Traveller Book 5, High Guard
- Publishers: Game Designers' Workshop
- Publication: 1980; 45 years ago
- Genres: Science fiction
- Systems: Classic Traveller

= Traveller Book 5: High Guard =

Science-fiction role-playing game supplement

Traveller Book 5: High Guard is a supplement published by Game Designers' Workshop in 1980 for the science fiction role-playing game Traveller.

==First edition==
In 1980, Games Designer Workshop published High Guard, the fifth Traveller book. In its 52 pages, it outlines character and skill generation for Space Navy personnel, and details on how to construct large starships of up to a million tons.

===Reception===
In the May-June edition of The Space Gamer (Issue No. 28), Forrest Johnson was not a fan, saying, "Unfortunately, the new rules do violence to the system from Book 2 and the laws of physics."

In the August 1980 edition of Dragon (Issue 40), Roberto Camino welcomed the addition of large starships to the Traveller game, but noted a design decision that he called questionable: that the number of minor weapons do not increase at the same rate as the ship's surface area, so larger ships, which should have more firepower, actually have less "punch" than smaller ships. Despite this, Camino believed that the construction system "worked well."

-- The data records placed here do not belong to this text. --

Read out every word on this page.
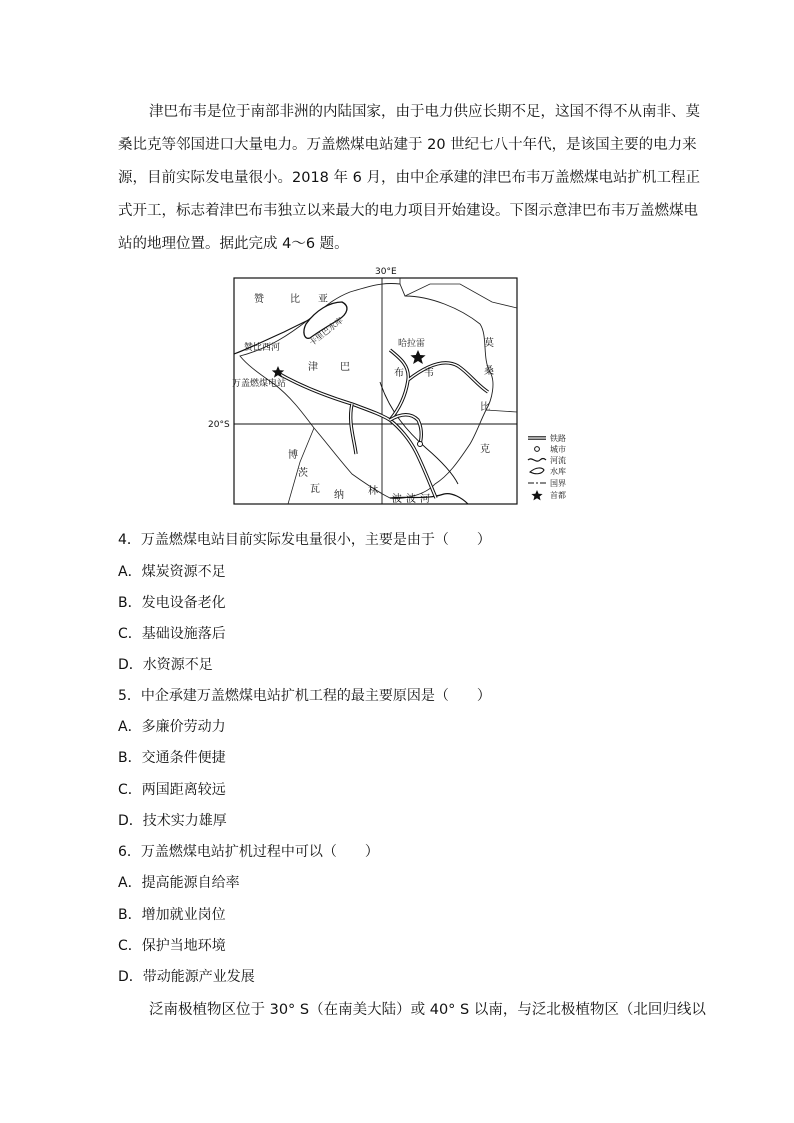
津巴布韦是位于南部非洲的内陆国家，由于电力供应长期不足，这国不得不从南非、莫
桑比克等邻国进口大量电力。万盖燃煤电站建于 20 世纪七八十年代，是该国主要的电力来
源，目前实际发电量很小。2018 年 6 月，由中企承建的津巴布韦万盖燃煤电站扩机工程正
式开工，标志着津巴布韦独立以来最大的电力项目开始建设。下图示意津巴布韦万盖燃煤电
站的地理位置。据此完成 4～6 题。
30°E
20°S
赞	比 亚
卡里巴水库
赞比西河	哈拉雷
万盖燃煤电站
津 巴
布 韦
莫
桑
比
克
博
茨
瓦
纳 林
波 波 河
铁路
城市
河流
水库
国界
首都
4．万盖燃煤电站目前实际发电量很小，主要是由于（　　）
A．煤炭资源不足
B．发电设备老化
C．基础设施落后
D．水资源不足
5．中企承建万盖燃煤电站扩机工程的最主要原因是（　　）
A．多廉价劳动力
B．交通条件便捷
C．两国距离较远
D．技术实力雄厚
6．万盖燃煤电站扩机过程中可以（　　）
A．提高能源自给率
B．增加就业岗位
C．保护当地环境
D．带动能源产业发展
泛南极植物区位于 30° S（在南美大陆）或 40° S 以南，与泛北极植物区（北回归线以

In the August-September 1980 edition of White Dwarf (Issue 20), Bob McWilliams liked both the increase in ship size available, as well as the combat rules for naval fleets.

===Other first-edition reviews===
- Fantastic Science Fiction v27 n10

==Second edition==
In 1981, in response to complaints about errors in the physics underlying the ship-building system, GDW released an updated second edition of High Guard.

===Reception===
In the August-September 1981 edition of White Dwarf (Issue 26), Robert McMahon reviewed the revised second edition and gave a thumbs up to the revised ship-building system, but complained, "The only criticism I have of this book is that it had to be brought out at all. In future, I hope GDW will get it right the first time."

In the February 1982 edition of The Space Gamer (Issue No. 48), William A. Barton also reviewed the second edition of High Guard, and liked most of the changes, but noted that some of the original material in the first edition about ship's vehicles had been unnecessarily excised. "While High Guard 2nd Edition still has several faults that GDW should address in the future, it is far superior to the 1st edition in almost every way. I'd advise all you fleet commanders to pick up a copy if you haven't already. But do hang on to your 1st editions for ship's vehicles, etc. You'll be glad you did."

In his 1990 book The Complete Guide to Role-Playing Games, game critic Rick Swan called this one of the best Traveller expansions, and recommended it.